Network Visualisation. Figure 6 shows the CMLONs for the real-world functions. For consistency with Fig. 3, the captions also indicate the success rate, which was 1.0 in all cases. We can observe that the networks for the real-world problems (Fig. 6) are much smaller (in terms of the number of nodes and edges) than the synthetic functions (Fig. 3); their overall structure is also different. The radar function with \(n=3\) has several thousands of global optima (7014 in our sampling process), however they are all connected and compressed into a single node in the CMLON model (red node in Fig. 6(a)). The CMLON in this case shows a single easy to traverse funnel structure, where one or two hops (edges) are sufficient to reach a global optimum. As n increases (Fig. 6(b) and (c)) the number of funnel sinks (nodes without outgoing edges) increases, but they are all global sinks (red nodes). Moreover, from none to three edges are sufficient to reach a global optimum (no edges means that the first optimum attained is a global optimum), whereas more steps are required to reach a global optimum for the easy to solve synthetic functions (Fig. 3(a)–(f)). The clustering function (Fig. 6(d)–(f)), shows small networks with a single global funnel and short paths lengths to attain the global optimum. The networks for this problem increase in size (number of nodes and edges) with increasing problem dimension.

Fig. 6.
figure 6

CMLON visualisations for the real-world problems with different dimensions.

6 Conclusions

We extracted and analysed basin-hoping network models from synthetic and real-world continuous optimisation problems, and explored the effect of alternative initialisation methods as well as the problem dimension. Our main goal was to analyse and contrast the global (funnel) structure of the studied landscapes. The number of funnels tend to increase with the problem dimension, however, only one of the studied synthetic functions, Schwefel 2.26, showed sub-optimal funnels. We found striking differences between the synthetic and the real-world functions. Surprisingly, the real-world functions were easier to solve than the synthetic functions and our network analysis and visualisation revealed why this is the case.
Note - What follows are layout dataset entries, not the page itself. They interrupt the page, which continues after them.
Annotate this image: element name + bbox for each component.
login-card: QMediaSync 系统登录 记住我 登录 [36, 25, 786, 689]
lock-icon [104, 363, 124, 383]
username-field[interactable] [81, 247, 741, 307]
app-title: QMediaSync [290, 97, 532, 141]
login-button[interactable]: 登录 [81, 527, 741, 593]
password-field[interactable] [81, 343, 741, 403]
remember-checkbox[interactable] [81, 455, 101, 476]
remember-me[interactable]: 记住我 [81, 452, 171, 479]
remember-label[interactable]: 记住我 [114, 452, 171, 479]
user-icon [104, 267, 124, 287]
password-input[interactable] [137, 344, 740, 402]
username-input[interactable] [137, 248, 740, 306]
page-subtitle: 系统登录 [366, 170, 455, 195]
The real-world problems produced much smaller network models (in terms of nodes and edges) and optimal funnels with shallow depth; a few hops were sufficient to reach a global optimum. The real-world problems also have many global optima, as opposed to one or two as observed in the synthetic functions, and much higher levels of neutrality measured as the proportion of connected local optima at the same fitness level. These findings indicate that designing and improving algorithms according to their performance on synthetic functions may be misleading. Our approach offers a novel way of visualising and analysing the global structure of continuous functions with more than two variables. Future work will explore higher dimensions and additional real-world problems. The new set of metrics extracted from network models can also be used to guide parameter tuning and automatic algorithm selection in real-world engineering and machine learning optimisation problems.